Gökhan İnler: Bu kıyaslama konusunda pek bir şey söyleyemem. Ama benim için en çok önem verilmesi gereken konu gençlerimizi öne çıkarmamız... Benim için gençler çok önemli... Biliyorsunuz ben 20 yaşında da geldim kimse bana bakmadı. Ama şimdi geldim şimdi bakıyorlar... Bu doğrusu değil. Bizim yetenekli çok gencimiz var. Onlara şans tanımak lazım. 16-18 yaşına kadar bizdeki çocuklar süper geliyor, ondan sonra ne oluyor? - Orada bir şey yapmak, gençlere destek olmak gerekiyor. Ben de zorluklar yaşadım, bu sebeple onlara destek vermek lazım.

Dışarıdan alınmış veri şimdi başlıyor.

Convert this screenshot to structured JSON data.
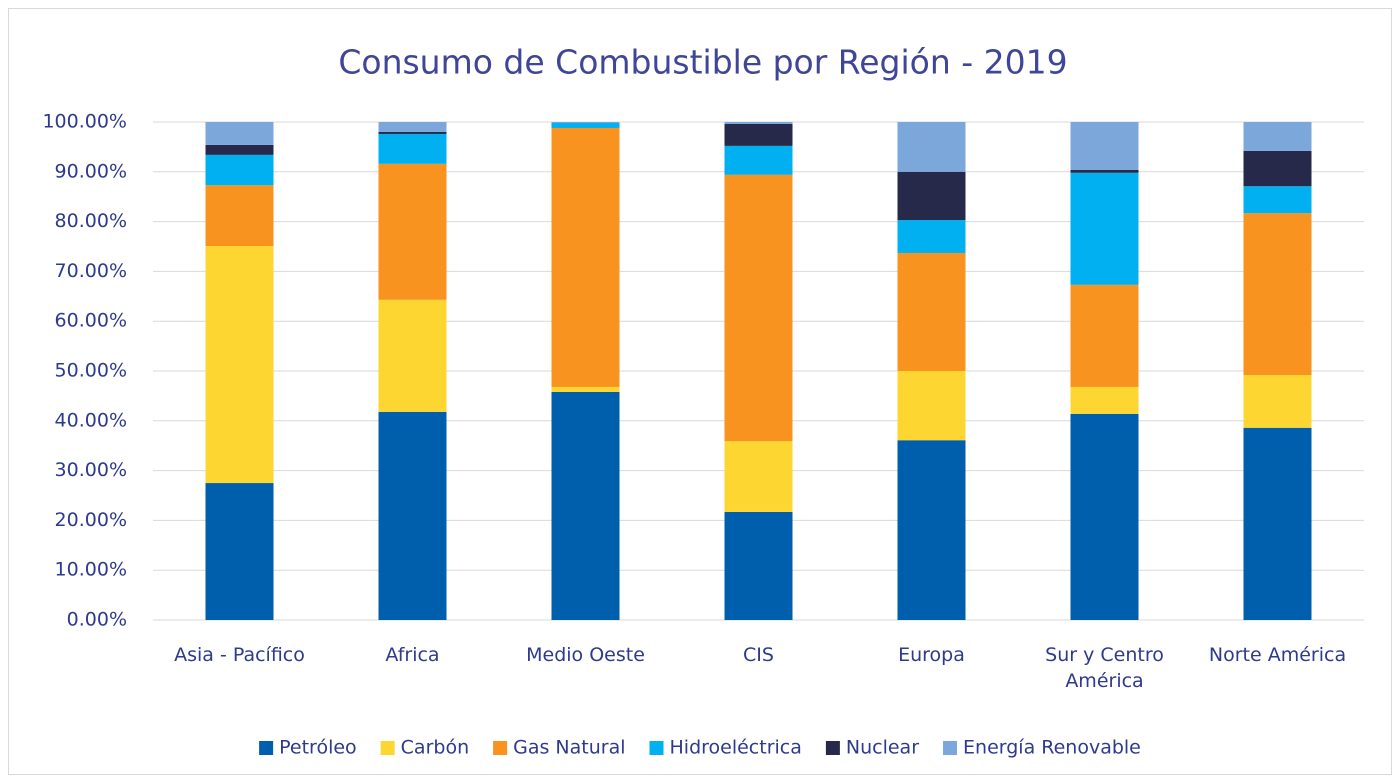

Çok dengeler var bu futbol dünyasında... Sadece futbol oynamak değil. Aile var, menajerler var, yatırımlar var... Bunları öğretmek lazım. Ben de yaşadım bunları... Beni de o zamanda o yönlerden desteğim yoktu.
“BEŞİKTAŞ’TA OYNAMAK HAYALİMDİ. ŞENOL GÜNEŞ’İN YERİ AYRIDIR”

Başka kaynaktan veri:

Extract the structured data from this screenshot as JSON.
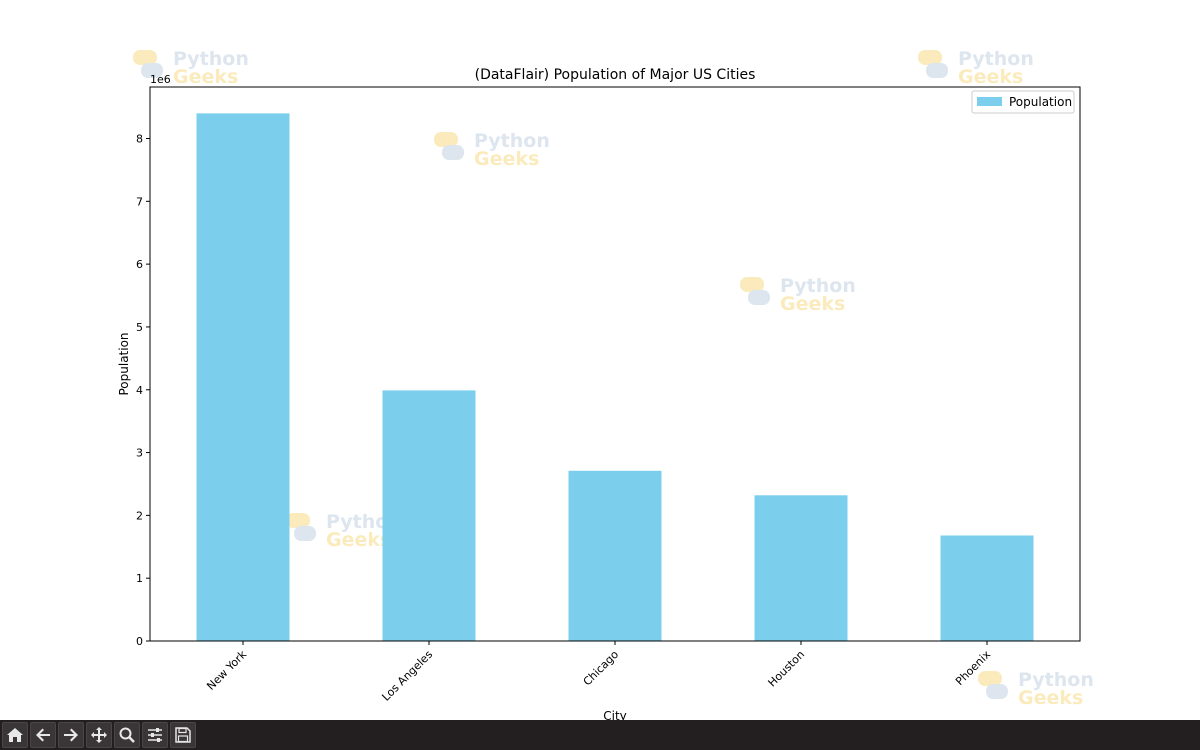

* Beşiktaş günlerini, taraftarı nasıl hatırlıyorsun? Şenol Güneş ile alakalı görüşlerin nelerdir?
Gökhan İnler: Beşiktaş zamanları muazzamdı. Leicester City'den şampiyon gelip sonra Beşiktaş'ta şampiyon olmak benim için süper bir histi. Hayalim hep Türkiye'ye geldiğimde Beşiktaş'ta oynamaktı. 1 sene harika bir sene geçirdik, taraftar da sağ olsun bizi çok destekledi. - Şenol Güneş ile ilgili de her şey pozitif. Biz ara sıra görüşüyoruz kendisiyle yine... Futbol ayrı bir şey, saygı ve insanlık başka bir şey. Ben de isterdim belki daha fazla oynamak ama bazen olmayınca onlara karşı bir şey yapamazsın. Sen çalışmaya ve her şeyini vermeye devam edeceksin. Saygım herkese aynı... Kiminle konuşsanız aynısını söyler. Şenol Güneş benim için çok önemli bir insan. Ondan da çok şey öğrenebildim, güzel tecrübelerdi.
“GENÇ GÖKHAN’A, ‘İKİ GÖZÜNÜ BİRDEN AÇ!’ DERDİM”
* Yıllar öncesine gidip genç Gökhan İnler'e bir tavsiye verecek olsaydın bu ne olurdu?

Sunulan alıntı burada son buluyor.